Plaintiff: Securities and Exchange Commission
Defendants: Bridge Premium Finance, LLC (f/k/a Berjac of Colorado, LLC); Michael Turnock; and William P. Sullivan, II
This complaint arises from an alleged Ponzi scheme involving the fraudulent sale of promissory notes, marketed as investments in defendants’ premium financing business. According to the complaint, “[d]efendants raised money from promissory note investors purportedly to provide capital for BPF [Bridge Premium Finance]’s insurance premium financing business – that is, making short-term loans to businesses to enable them to pay their annual commercial insurance premiums.” The complaint further alleges that “[d]efendants portrayed the promissory note investments as safe, conservative investments comparable to money market accounts and certificates of deposit, but offering higher rates of interest, up to 12 percent annually.” According to the complaint, however, BPF was actually “operated as a Ponzi scheme” and BPF’s representations “that BPF’s promissory note investments were ‘100% protected’ was false.” The complaint alleges that these false representations resulted in “BPF ow[ing] investors more than $6.2 million, but it [having] total assets remaining of less than $500,000” in May 2012.
According to the complaint, in approximately 1996, defendant Michael Turnock purchased a majority interest in, and became the managing member of, Berjac of Colorado, LLC. Allegedly, in 2005, Turnock changed Berjac’s name to Bridge Premium Finance, LLC. BPF’s typical transaction is described by the complaint as follows: “(i) BPF’s clients pay about 25% of their insurance premium up-front; (ii) BPF pays the remaining 75% of the policy premium directly to the insurance company, but retains the power to cancel the policy and receive any unearned premium due upon cancellation; (iii) the client re-pays BPF the 75% of the premium that BPF financed, plus interest, in monthly installments, usually over eight or nine months; and (iv) if the client fails to make monthly installment loan payments due, BPF retains the right to cancel the policy and receive the unearned premium refund directly from the insurance company.” The complaint states that “[f]rom approximately 1996 through the present, BPF has raised capital purportedly to make insurance premium financing loans by continuously offering and selling promissory notes to investors,” which were called “Berjac Notes” up until September 2005 and “Bridge Notes” thereafter.

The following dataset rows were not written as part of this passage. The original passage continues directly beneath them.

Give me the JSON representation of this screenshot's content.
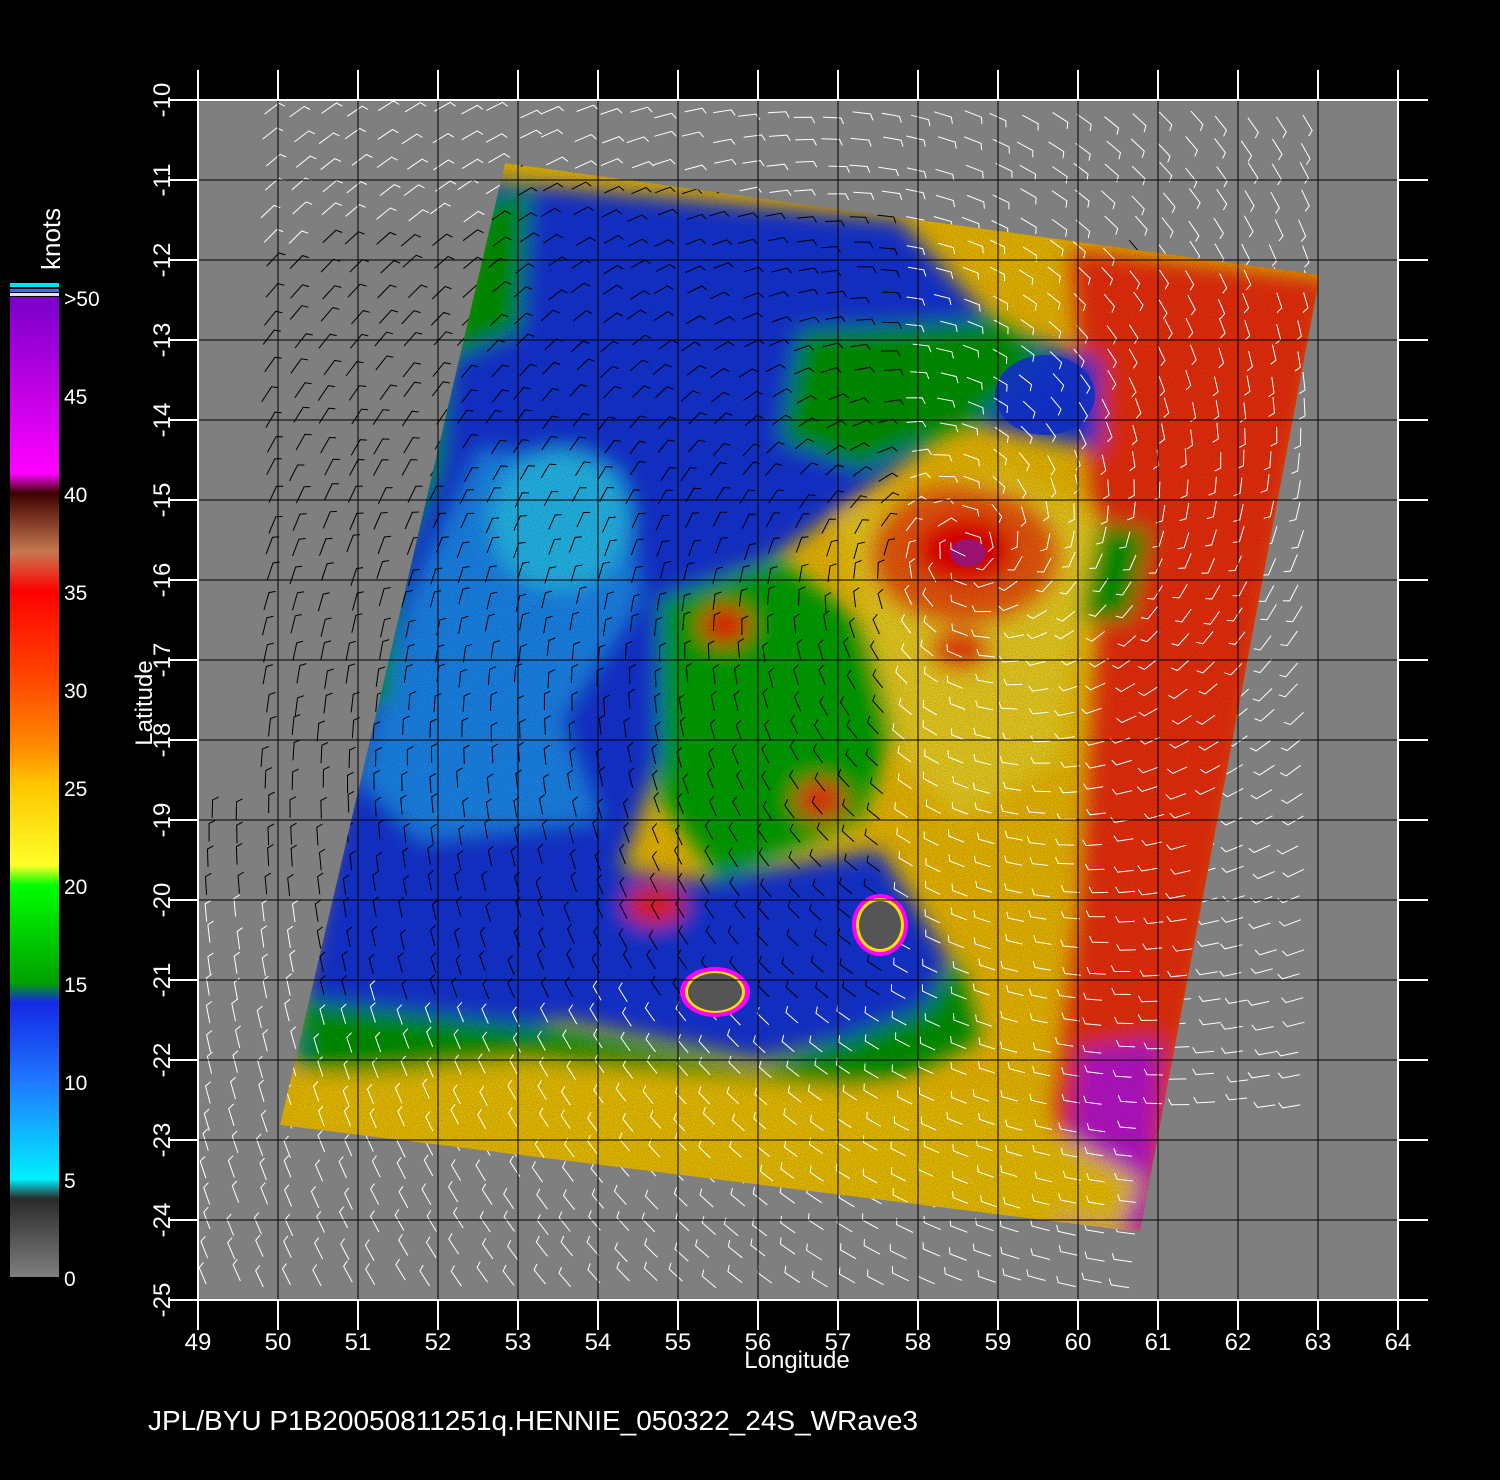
{
  "colorbar": {
    "unit": "knots",
    "ticks": [
      "0",
      "5",
      "10",
      "15",
      "20",
      "25",
      "30",
      "35",
      "40",
      "45",
      ">50"
    ],
    "tick_values": [
      0,
      5,
      10,
      15,
      20,
      25,
      30,
      35,
      40,
      45,
      50
    ],
    "stops": [
      {
        "v": 0,
        "color": "#7f7f7f"
      },
      {
        "v": 4,
        "color": "#2a2a2a"
      },
      {
        "v": 5,
        "color": "#00f0ff"
      },
      {
        "v": 10,
        "color": "#1e78ff"
      },
      {
        "v": 14,
        "color": "#1428e6"
      },
      {
        "v": 15,
        "color": "#00a000"
      },
      {
        "v": 20,
        "color": "#00ff00"
      },
      {
        "v": 21,
        "color": "#ffff28"
      },
      {
        "v": 25,
        "color": "#ffc800"
      },
      {
        "v": 27,
        "color": "#ff8c00"
      },
      {
        "v": 30,
        "color": "#ff5000"
      },
      {
        "v": 35,
        "color": "#ff0000"
      },
      {
        "v": 37,
        "color": "#c87850"
      },
      {
        "v": 40,
        "color": "#3c0000"
      },
      {
        "v": 41,
        "color": "#ff00ff"
      },
      {
        "v": 50,
        "color": "#7800c8"
      }
    ]
  },
  "map": {
    "xlabel": "Longitude",
    "ylabel": "Latitude",
    "lon_ticks": [
      49,
      50,
      51,
      52,
      53,
      54,
      55,
      56,
      57,
      58,
      59,
      60,
      61,
      62,
      63,
      64
    ],
    "lat_ticks": [
      -10,
      -11,
      -12,
      -13,
      -14,
      -15,
      -16,
      -17,
      -18,
      -19,
      -20,
      -21,
      -22,
      -23,
      -24,
      -25
    ],
    "lon_range": [
      49,
      64
    ],
    "lat_range": [
      -25,
      -10
    ],
    "background_color": "#7f7f7f",
    "storm_center": {
      "lon": 58.6,
      "lat": -15.6
    },
    "islands": [
      {
        "name": "",
        "lon": 55.5,
        "lat": -21.1
      },
      {
        "name": "",
        "lon": 57.6,
        "lat": -20.3
      }
    ]
  },
  "footer": {
    "caption": "JPL/BYU  P1B20050811251q.HENNIE_050322_24S_WRave3"
  }
}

The complaint states that “[f]rom approximately 1996 through June 2012, BPF raised more than $15.7 million from more than 120 investors located in Colorado, and at least eleven other states.” According to the allegations, these investors were offered “above-market annual interest rates ranging from 3.25% to 12%” and “had the option of receiving their interest in a quarterly check, or having their interest reinvested, and paid to them at the redemption of the promissory note.” The allegations state that “[t]he majority of investors reinvested their interest rather than receiving quarterly interest payments.” The complaint further alleges that BPF was operated as a Ponzi scheme since “at least 2002” and that the promissory notes were not backed by “meaningful collateral.” The allegations in the complaint state that “BPF’s misrepresentations and omissions as to use of proceeds were material to investors because the investors believed that their funds were being used to make insurance premium financing loans, not to make Ponzi payments to other investors.”
Based on these allegations, the complaint alleges five causes of action against the defendants: (i) violations of Securities Act section 17(a) (securities fraud); (ii) violations of Securities Act section 10(b) and Rule 10b-5 (securities fraud); (iii) aiding and abetting violations of Section 10(b) and Rule 10b-5; (iv) violations of Exchange Act section 20(a) (control person liability); and (v) violations of Securities Act sections 5(a) and (c) (sale of unregistered securities). The plaintiff seeks an injunction “permanently restraining and enjoining each of the [d]efendants from violating the law and rules alleged against them in the [c]omplaint;” an order disgorging from defendants “any and all ill-gotten gains;” and civil penalties pursuant to sections 20(d) of the Securities Act and 21(d)(3) of the Exchange Act.